No objections here: Pomona’s Mock Trial team leads itself to success

A group of students dressed formally pose for the camera.
Despite their lack of a coach, Pomona College’s mock trial team is flourishing. (Courtesy: Pomona College Mock Trial)

Normally, when seeking legal help, one would look past a lawyer lacking experience or leadership, but Pomona College’s Mock Trial team presents some convincing evidence to the contrary. This year, the team has met with much achievement despite not having a coach, an anomaly for a collegiate mock trial team. The team is entirely student-run — perhaps the reason why it has found so much success. 

Without a coach, the team is led by an executive board made up by the president, vice president, treasurer and social community chair. These positions are usually held by upperclassmen, and the team elects new leaders upon graduation. Current club president Meghna Lohia PO ’22 works with the rest of the team’s executive board to tackle every facet of the club, including those a coach might normally oversee.

“Together we’re kind of in charge of every single thing that the club does from competing in tournaments, to training new members, to throwing parties,” Lohia said. “And all of that is really nice without a coach because it means that we are so self-directed … I think students on the team generally feel like they have a lot of initiative and autonomy to learn and contribute ideas.” 

With classes remote for all of last year, the club essentially shut down and wasn’t able to attend any practices or competition, nor bring in new members. Back in person since the fall, however, the club has made up for lost time and has about doubled its size by bringing in first-years and sophomores, totaling 23 students.

One of those new members is Dylan Bousquette PO ’24. Bousquette had wanted to join the Mock Trial team since he was accepted to Pomona due to his interest in the pre-law track. Not only does he value his newfound knowledge of trial and law, but he also valued the group of people he found himself around.

“I think that [the upperclassmen] have done a really great job of working to build community, and it’s a really great group of people,” Bousquette said. “Everyone would refer to someone as their Mock Trial mom or dad.”

While balancing her studies with running Mock Trial can be difficult, Lohia appreciates the kind of environment that a student-run club creates.

“I think being able to write our own material and train each other has been really beneficial and teaches us a lot about teamwork and mentorship … I’m happy without a coach, and I really wouldn’t want to change that,” she said.

Lohia does acknowledge one instance where having a consistent coach — rather than students who cycle out after four years — might benefit the program.

“The one big downfall about not having a coach is that there’s no institutional knowledge that’s consistently kept,” Lohia said. “It’s really important that each generation of seniors passes down as much as they can [to] the next class.”

However, she does think that the executive board tackled that issue effectively this year. 

“We’ve tried our very hardest to make sure that we have very thorough training [and] social events, [and are] creating a good vibe on the team,” Lohia said. “So, I think that [the new executive board] will carry that [knowledge] into the next year.” 

As one of the new students Lohia and the executive board worked to include, Bousquette finds their efforts to be a success.
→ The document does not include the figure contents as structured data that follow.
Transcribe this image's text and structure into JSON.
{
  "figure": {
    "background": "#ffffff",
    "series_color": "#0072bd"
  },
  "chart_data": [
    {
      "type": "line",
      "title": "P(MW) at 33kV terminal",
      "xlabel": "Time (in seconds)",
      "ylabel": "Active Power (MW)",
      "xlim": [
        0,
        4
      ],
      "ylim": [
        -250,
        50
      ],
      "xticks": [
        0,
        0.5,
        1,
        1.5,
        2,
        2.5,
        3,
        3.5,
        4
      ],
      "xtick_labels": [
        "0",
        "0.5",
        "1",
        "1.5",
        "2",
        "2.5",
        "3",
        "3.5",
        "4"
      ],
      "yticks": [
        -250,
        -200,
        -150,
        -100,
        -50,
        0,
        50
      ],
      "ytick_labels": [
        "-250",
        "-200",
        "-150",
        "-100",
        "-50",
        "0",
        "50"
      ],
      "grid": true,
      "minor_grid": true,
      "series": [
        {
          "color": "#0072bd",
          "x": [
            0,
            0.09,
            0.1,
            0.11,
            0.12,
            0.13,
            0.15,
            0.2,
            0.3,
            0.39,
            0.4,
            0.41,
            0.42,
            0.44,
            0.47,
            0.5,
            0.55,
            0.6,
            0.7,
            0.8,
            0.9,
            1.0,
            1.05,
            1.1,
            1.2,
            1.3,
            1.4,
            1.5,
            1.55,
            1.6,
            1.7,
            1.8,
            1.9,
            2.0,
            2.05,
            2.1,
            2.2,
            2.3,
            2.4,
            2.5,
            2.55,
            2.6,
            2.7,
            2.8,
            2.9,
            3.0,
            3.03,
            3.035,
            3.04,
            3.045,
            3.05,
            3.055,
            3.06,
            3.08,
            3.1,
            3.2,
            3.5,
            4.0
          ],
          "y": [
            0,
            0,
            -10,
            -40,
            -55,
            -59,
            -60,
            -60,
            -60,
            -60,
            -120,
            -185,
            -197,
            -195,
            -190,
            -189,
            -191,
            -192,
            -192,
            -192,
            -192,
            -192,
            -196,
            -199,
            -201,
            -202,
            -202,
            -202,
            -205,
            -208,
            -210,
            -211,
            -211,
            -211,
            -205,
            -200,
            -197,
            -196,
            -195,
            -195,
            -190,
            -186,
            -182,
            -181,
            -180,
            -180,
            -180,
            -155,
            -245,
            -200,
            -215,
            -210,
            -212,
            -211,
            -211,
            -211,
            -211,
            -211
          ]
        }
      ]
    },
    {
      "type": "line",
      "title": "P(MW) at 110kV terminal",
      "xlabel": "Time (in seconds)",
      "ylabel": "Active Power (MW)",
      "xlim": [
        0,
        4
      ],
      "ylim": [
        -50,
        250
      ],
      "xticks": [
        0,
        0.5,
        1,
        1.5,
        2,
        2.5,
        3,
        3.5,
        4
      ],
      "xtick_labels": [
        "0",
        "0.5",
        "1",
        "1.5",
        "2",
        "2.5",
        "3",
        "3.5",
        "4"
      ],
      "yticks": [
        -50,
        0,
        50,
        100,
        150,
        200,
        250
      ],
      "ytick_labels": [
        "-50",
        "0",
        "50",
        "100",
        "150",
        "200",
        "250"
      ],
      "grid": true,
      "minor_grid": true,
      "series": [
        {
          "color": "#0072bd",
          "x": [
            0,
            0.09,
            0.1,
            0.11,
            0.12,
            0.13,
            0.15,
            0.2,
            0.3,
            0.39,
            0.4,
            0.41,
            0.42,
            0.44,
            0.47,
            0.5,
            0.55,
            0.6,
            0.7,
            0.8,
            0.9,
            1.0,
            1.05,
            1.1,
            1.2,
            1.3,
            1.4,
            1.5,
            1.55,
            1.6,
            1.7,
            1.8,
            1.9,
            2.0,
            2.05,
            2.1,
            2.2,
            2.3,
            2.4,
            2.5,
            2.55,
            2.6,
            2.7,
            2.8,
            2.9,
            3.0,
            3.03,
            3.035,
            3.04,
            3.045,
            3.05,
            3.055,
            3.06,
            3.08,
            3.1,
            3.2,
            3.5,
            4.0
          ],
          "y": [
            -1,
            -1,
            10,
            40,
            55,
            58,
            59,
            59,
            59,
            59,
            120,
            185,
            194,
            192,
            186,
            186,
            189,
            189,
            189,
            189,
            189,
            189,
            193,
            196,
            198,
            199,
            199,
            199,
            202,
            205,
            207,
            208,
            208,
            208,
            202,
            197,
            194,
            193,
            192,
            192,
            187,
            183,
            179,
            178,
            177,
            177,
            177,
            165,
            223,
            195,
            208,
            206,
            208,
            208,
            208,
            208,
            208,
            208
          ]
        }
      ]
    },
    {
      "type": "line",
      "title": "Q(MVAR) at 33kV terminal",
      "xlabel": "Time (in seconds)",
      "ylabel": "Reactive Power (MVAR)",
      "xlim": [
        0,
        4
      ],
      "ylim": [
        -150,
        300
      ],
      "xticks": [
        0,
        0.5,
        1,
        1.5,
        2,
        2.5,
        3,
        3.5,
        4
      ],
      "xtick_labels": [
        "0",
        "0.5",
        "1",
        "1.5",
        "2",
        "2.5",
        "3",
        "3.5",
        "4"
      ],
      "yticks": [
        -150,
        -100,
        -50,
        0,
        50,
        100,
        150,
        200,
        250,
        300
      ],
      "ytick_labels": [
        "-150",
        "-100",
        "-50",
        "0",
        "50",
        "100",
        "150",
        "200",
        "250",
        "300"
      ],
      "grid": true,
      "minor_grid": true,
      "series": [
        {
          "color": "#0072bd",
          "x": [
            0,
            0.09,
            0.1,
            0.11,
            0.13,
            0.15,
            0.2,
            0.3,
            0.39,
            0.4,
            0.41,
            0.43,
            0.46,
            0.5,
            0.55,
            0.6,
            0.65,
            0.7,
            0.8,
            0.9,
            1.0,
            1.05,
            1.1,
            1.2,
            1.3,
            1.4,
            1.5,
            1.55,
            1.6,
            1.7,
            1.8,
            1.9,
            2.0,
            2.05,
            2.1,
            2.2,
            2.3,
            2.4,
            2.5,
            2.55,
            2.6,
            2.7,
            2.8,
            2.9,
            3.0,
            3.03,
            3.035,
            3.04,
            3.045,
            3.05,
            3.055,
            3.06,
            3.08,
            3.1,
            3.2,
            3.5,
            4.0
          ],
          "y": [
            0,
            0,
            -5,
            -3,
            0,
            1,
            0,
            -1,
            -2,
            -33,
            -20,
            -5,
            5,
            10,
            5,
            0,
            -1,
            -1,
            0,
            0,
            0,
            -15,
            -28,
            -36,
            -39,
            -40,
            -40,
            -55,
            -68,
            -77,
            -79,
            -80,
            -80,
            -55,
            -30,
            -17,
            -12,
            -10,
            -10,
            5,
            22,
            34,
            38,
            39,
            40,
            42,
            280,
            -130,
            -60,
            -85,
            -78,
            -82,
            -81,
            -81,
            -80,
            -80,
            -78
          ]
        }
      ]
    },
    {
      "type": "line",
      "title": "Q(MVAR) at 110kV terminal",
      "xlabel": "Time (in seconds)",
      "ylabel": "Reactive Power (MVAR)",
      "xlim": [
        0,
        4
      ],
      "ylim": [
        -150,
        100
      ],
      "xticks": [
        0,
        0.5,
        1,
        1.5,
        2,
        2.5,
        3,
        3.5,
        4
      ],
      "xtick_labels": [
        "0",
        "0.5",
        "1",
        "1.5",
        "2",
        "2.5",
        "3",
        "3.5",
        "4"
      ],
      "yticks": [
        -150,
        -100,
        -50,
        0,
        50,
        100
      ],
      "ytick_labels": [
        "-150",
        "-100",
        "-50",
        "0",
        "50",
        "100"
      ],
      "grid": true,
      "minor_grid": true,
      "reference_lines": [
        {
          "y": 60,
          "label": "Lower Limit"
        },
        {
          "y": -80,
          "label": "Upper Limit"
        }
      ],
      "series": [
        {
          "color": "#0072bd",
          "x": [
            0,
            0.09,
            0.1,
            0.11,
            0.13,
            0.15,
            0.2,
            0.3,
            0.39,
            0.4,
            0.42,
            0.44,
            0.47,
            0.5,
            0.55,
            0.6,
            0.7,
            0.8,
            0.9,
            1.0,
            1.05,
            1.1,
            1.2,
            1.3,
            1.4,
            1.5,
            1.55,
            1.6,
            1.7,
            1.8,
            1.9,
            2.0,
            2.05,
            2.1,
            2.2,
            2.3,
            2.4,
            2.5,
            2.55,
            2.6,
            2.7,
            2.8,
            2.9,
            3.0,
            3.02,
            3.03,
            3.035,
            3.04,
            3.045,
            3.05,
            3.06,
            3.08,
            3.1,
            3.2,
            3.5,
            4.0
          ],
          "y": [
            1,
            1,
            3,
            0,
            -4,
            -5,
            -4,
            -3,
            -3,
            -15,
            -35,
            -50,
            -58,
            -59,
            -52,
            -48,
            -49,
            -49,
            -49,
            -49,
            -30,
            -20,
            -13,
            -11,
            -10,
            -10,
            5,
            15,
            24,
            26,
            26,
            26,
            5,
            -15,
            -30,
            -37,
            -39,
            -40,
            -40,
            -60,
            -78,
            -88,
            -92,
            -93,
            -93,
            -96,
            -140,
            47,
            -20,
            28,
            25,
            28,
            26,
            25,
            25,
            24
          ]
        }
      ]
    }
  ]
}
He said that not having a coach “creates a really trusting, less formal relationship that I think is good for the club.”

While the Mock Trial team already has a community to be proud of, their growth and performance in competitions this year is also something to celebrate. The club members spent much of the fall learning about how to compete, as the club actively seeks out newcomers with no experience. Additionally, with the competitions held remotely this year, the whole club had to learn how to compete virtually. 

Then, in the spring, the club split into three levels in accordance with the American Mock Trial Association’s rules. The groups are made based on ability and time commitment, with the “A” team being the most demanding of the groups. This year, the teams placed at their tournaments, and the A team even made it to the qualifying round for nationals. 

The team’s three levels also had many standout performances from individual students, resulting in numerous returners and newcomers bringing back awards. In total, the Mock Trial team earned more than a dozen prizes over the course of the semester.

“We did extremely well,” Lohia said. “We had numerous freshmen win awards, numerous returning members won awards … Usually, you have a president that has three years of experience under their belt, but I really didn’t have that and no one on [executive] board has that. So it’s an incredible feat, from my perspective, that we were able to gather all these new members, [and] then set them up for success.”

Lohia and three other seniors will graduate in May and leave the club in the hands of the rest of the team. Despite her parting from the team, Lohia will take a few lessons with her. 

“The public speaking skills, the teamwork, being able to manage different people’s identities and make sure everyone feels included and invited [will remain applicable],” she said.

She attributes those lessons to the community and commitment of the whole team.

“Surrounding yourself with people who make you feel really good about what you’re doing and make you feel like you can accomplish whatever you need to accomplish is so important,” Lohia said. “And I wouldn’t have stuck on the team if not for being surrounded by those kinds of people.”